In the centuries following Byrne’s death, his bones went largely unstudied, simply staying on view at the Hunterian Museum. Aside from a 1909 analysis that diagnosed Byrne with a pituitary tumor, the Irish Giant “remained a curiosity … of little interest to science,” wrote the New York Times’ Gina Kolata in 2011. But that changed in the mid-2000s, when scientists led by endocrinologist Márta Korbonits extracted DNA from Byrne’s teeth and pinpointed a specific gene mutation as the cause of his unchecked growth. Korbonits’ findings, published in the New England Journal of Medicine in 2011, linked four families with the same mutation—and a history of gigantism—to Byrne, tracing their shared ancestry back some 60 generations.

As Brendan Holland, a 6-foot-10 distant relative of Byrne, told BBC News’ Naomi Holland at the time, he and other family members with the genetic mutation benefitted from scientists having access to Byrne’s skeleton.

“We’ve had the same problems. I’m the lucky guy that was treated and was able to lead a normal life,” Holland said. “If [Byrne] knew his body would have been so useful in curing the problem that he lived with and suffered so much with, I think he would be quite happy about that.”

Charles Byrne, the Irish Giant - the original documentary.

In their 2011 paper, Muinzer and Doyal acknowledged the value of the genetic research but refuted the Royal College of Surgeons’ argument that Byrne’s bones should be retained for further study.

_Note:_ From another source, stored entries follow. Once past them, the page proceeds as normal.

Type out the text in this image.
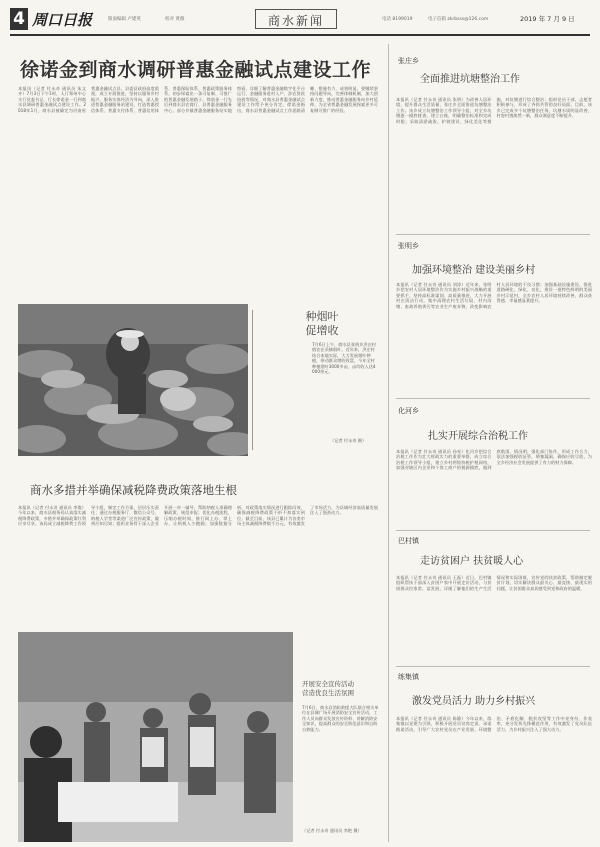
4 周口日报	版面编辑 卢建英	校对 黄薇	商水新闻	电话 8199019	电子信箱 zkrbsss@126.com	2019 年 7 月 9 日
徐诺金到商水调研普惠金融试点建设工作
本报讯（记者 付永奇 通讯员 朱文卉）7月3日下午1时，人行郑州中心支行党委书记、行长徐诺金一行到商水县调研普惠金融试点建设工作。2018年1月，商水县被确定为河南省普惠金融试点县，县委县政府高度重视，成立专班推进，坚持以服务乡村振兴、服务实体经济为导向，深入推进普惠金融服务站建设，打造普惠授信体系、普惠支付体系、普惠信用体系、普惠保险体系、普惠政策服务体系，初步探索出一条可复制、可推广的普惠金融发展路子。徐诺金一行先后到商水县农商行、县普惠金融服务中心、部分乡镇普惠金融服务站实地察看，详细了解普惠金融数字化平台运行、金融服务进村入户、涉农贷款投放等情况，对商水县普惠金融试点建设工作给予充分肯定。徐诺金指出，商水县普惠金融试点工作思路清晰、措施有力、成效明显，要继续坚持问题导向，完善体制机制，加大创新力度，推动普惠金融服务向乡村延伸，为全省普惠金融发展探索更多可复制可推广的经验。
种烟叶
促增收
7月6日上午，商水县张明乡洪庄村烟农在采摘烟叶。近年来，洪庄村结合本地实际，大力发展烟叶种植，带动群众增收致富，今年全村种植烟叶3000多亩，亩均收入达4000余元。
（记者 付永奇 摄）
商水多措并举确保减税降费政策落地生根
本报讯（记者 付永奇 通讯员 李俊）今年以来，商水县税务局认真落实减税降费政策，多措并举确保政策红利应享尽享。该局成立减税降费工作领导小组，制定工作方案，层层压实责任；通过办税服务厅、微信公众号、纳税人学堂等渠道广泛宣传政策，做到应知尽知；组织业务骨干深入企业开展一对一辅导，帮助纳税人准确理解政策、规范申报；优化办税流程，压缩办税时间，推行网上办、掌上办，让纳税人少跑腿；加强数据分析，对政策落实情况进行跟踪问效，确保减税降费政策不折不扣落实到位。截至目前，该县已累计为各类市场主体减税降费数千万元，有效激发了市场活力，为县域经济高质量发展注入了强劲动力。
开展安全宣传活动
营造优良生活氛围
7月6日，商水县消防救援大队联合相关单位在县城广场开展消防安全宣传活动，工作人员向群众发放宣传资料、讲解消防安全知识，提高群众的安全防范意识和自防自救能力。
（记者 付永奇 通讯员 李艳 摄）
张庄乡
全面推进坑塘整治工作
本报讯（记者 付永奇 通讯员 张明）为改善人居环境，提升群众生活质量，张庄乡全面推进坑塘整治工作。该乡成立坑塘整治工作领导小组，对全乡坑塘逐一摸底排查、建立台账，明确整治标准和完成时限；采取清淤疏浚、护坡建设、绿化美化等措施，对坑塘进行综合整治；组织党员干部、志愿者积极参与，形成了齐抓共管的良好局面。目前，该乡已完成多个坑塘整治任务，坑塘水质明显改善，村容村貌焕然一新，群众满意度不断提升。
张明乡
加强环境整治 建设美丽乡村
本报讯（记者 付永奇 通讯员 刘涛）近年来，张明乡把农村人居环境整治作为实施乡村振兴战略的重要抓手，坚持高标准谋划、高质量推进，大力开展村庄清洁行动，集中清理农村生活垃圾、村内沟塘、畜禽养殖粪污等农业生产废弃物，改变影响农村人居环境的不良习惯；加强基础设施建设，推进道路硬化、绿化、亮化，建设一批特色鲜明的美丽乡村示范村，全乡农村人居环境持续改善，群众获得感、幸福感显著提升。
化河乡
扎实开展综合治税工作
本报讯（记者 付永奇 通讯员 孙亮）化河乡把综合治税工作作为壮大财政实力的重要举措，成立综合治税工作领导小组，建立乡村两级协税护税网络，加强对辖区内企业和个体工商户的税源摸底，做到底数清、情况明；强化部门协作，形成工作合力，依法加强税收征管，堵塞漏洞，确保应收尽收，为全乡经济社会发展提供了有力的财力保障。
巴村镇
走访贫困户 扶贫暖人心
本报讯（记者 付永奇 通讯员 王磊）近日，巴村镇组织帮扶干部深入贫困户家中开展走访活动，与贫困群众拉家常、谈发展，详细了解他们的生产生活情况和实际困难，宣传党的扶贫政策，帮助制定脱贫计划，切实解决群众最关心、最直接、最现实的问题，让贫困群众真切感受到党和政府的温暖。
练集镇
激发党员活力 助力乡村振兴
本报讯（记者 付永奇 通讯员 陈静）今年以来，练集镇以党建为引领，积极开展党员设岗定责、承诺践诺活动，引导广大农村党员在产业发展、环境整治、矛盾化解、脱贫攻坚等工作中亮身份、作表率，充分发挥先锋模范作用，有效激发了党员队伍活力，为乡村振兴注入了强大动力。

Speaking with the Irish Journal’s Daragh Brophy in 2017, when the Hunterian’s impending closure sparked renewed debate over the skeleton’s fate, Muinzer noted that the museum has Byrne’s full DNA record, as well as extensive past studies, on file and could simply create a full-scale replica of the bones.

Following the announcement of the skeleton’s removal from view, Muinzer and Doyal released a joint statement expressing their delight over the news.

“​​There was never a coherent argument for the museum to do otherwise, given Byrne’s explicit decision for his body not to fall into the hands of John Hunter for fear of what then precisely happened,” they told the Journal’s Jamie McCarron. “[But] it is entirely unclear what further research the Hunterian has in mind. Our suspicion is that the museum still wants medical students simply to see the skeleton in private, which again would go against Byrne’s documented wishes.”

The pair concluded, “His skeleton should be buried at sea, we think with great fanfare.”